Reko Diq, being a catalyst to unravel economic development gains, will make Balochistan the largest recipient of foreign investment in Pakistan while providing significant benefits, including upfront social development spend, job creation and skills development, and local investment opportunities.

The project is expected to employ 7,500 people during peak construction periods, and once in production will create about 4,000 long-term jobs, the latest report titled Reko Diq- New Frontier, Next Tier One Asset in the Making’ by Barrick Gold Corporation, an international mining firm.

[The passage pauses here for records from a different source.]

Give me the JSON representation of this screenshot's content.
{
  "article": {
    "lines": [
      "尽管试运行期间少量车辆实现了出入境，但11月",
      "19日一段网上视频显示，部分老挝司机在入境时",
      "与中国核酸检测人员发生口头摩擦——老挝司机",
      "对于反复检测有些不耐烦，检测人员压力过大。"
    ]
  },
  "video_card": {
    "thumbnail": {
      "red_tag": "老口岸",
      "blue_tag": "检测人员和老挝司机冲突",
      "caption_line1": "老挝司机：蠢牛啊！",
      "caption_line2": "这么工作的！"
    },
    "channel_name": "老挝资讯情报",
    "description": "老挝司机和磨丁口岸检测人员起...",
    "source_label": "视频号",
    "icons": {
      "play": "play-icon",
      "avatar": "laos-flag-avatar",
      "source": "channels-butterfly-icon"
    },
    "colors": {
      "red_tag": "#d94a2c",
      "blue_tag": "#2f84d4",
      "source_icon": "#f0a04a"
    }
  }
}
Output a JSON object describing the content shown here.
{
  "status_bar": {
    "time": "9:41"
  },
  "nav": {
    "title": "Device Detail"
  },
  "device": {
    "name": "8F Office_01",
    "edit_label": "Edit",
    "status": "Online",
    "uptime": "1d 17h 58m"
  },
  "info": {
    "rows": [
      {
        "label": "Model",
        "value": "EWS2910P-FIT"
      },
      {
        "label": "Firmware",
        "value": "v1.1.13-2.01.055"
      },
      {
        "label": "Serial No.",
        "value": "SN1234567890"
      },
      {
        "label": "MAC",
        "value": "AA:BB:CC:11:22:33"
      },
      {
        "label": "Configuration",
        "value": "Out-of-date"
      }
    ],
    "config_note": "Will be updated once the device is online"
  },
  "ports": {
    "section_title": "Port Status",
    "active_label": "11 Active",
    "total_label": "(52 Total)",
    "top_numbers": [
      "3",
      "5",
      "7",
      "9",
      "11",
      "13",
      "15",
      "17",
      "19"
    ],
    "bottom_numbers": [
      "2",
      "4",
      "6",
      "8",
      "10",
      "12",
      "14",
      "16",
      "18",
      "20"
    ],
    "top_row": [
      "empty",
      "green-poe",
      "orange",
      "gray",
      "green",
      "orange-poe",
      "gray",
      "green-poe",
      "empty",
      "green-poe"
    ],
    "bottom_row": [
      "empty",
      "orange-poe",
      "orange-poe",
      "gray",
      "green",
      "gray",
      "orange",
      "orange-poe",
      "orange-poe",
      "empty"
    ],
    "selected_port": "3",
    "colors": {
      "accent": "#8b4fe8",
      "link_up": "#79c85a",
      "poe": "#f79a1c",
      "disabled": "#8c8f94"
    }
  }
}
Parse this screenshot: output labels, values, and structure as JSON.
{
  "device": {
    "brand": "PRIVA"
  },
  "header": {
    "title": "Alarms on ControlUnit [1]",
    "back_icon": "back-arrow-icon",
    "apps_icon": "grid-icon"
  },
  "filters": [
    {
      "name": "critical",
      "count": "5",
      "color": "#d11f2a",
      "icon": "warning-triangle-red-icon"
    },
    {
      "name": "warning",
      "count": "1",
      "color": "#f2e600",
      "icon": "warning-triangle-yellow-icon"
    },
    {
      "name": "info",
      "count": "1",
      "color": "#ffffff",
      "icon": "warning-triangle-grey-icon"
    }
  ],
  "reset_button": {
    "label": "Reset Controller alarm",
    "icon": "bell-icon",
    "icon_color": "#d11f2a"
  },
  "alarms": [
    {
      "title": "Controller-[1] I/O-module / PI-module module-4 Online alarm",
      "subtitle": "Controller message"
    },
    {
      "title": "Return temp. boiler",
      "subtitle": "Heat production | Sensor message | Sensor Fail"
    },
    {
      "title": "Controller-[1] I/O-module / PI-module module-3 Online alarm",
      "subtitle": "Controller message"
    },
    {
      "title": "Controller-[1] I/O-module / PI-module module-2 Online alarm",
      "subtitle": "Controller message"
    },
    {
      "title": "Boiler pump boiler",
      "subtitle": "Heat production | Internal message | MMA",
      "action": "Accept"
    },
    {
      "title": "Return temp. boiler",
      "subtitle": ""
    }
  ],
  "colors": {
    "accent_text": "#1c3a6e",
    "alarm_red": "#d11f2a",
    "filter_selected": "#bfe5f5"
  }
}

Furthermore, the project is expected to add $3-4bn to the country’s total exports from 2026-27, supporting diversification of exports which should cushion the current account and help stabilize the Pak Rupee against external pressures, a research note by Arif Habib stated.

Settling a long-running dispute, Pakistan had reached an out-of-court deal with Barrick in March 2022 that agreed to waive the $11 billion penalties slapped against Pakistan by a World Bank arbitration court.

To note, the Reko Diq project in southwestern Pakistan, was suspended in 2011 after Pakistan denied Barrick Gold and Chile's Antofagasta a license to develop the project, leading to a decadelong legal battle.

In the groundbreaking partnership agreement, Barrick would retain a 50% share while Pakistani state-owned enterprises would get a 25% stake and the rest 25% will be reserved for the government of Balochistan.

If the project is reconstituted, Antofagasta has separately agreed in principle to exit the project through a $900mn payment funded from the Pakistani parties.

Speaking on a unique mining opportunity, president and chief executive Mark Bristow said that the project would be a major addition to Barrick’s Tier One asset base, while also bringing significant economic and social benefits to Pakistan and Balochistan.

The report is of the view the project will have cascading effects on skills development for the local workforce.

CEO Bristow said following the finalization of the underlying agreements, legalization and closing, Barrick would update the 2010 feasibility study, the press release noted.

“Reko Diq’s fundamentals have not changed materially since then. Subject to the updated feasibility, it is still envisaged as a conventional open pit and milling operation producing a high-quality copper-gold concentrate. We are planning a two-phase construction approach, starting with an approximately 40 million tonne per annum plant, which could be doubled within five years. The staged development will optimize returns, manage upfront capital, lower execution risk and bring forward production and cash flows in the long run. If all goes according to plan, we anticipate the first production in five to six years’ time,” he said.

“Offering a unique combination of large scale, low strip and good grade, Reko Diq will be a multi-generational mine, with a life of at least 40 years. The contemplated mine plan is based on four porphyry deposits within our land package and our exploration licence area holds additional deposits with future upside potential.”

Noting that since 2010 there had been game-changing technological advances in renewable energy alternatives, some of which are particularly well-suited to the area, the report noted that the Barrick team was already assessing various solar, wind and battery configurations to maximize the mine’s renewable power generation. This could also deliver a range of economic and operational benefits.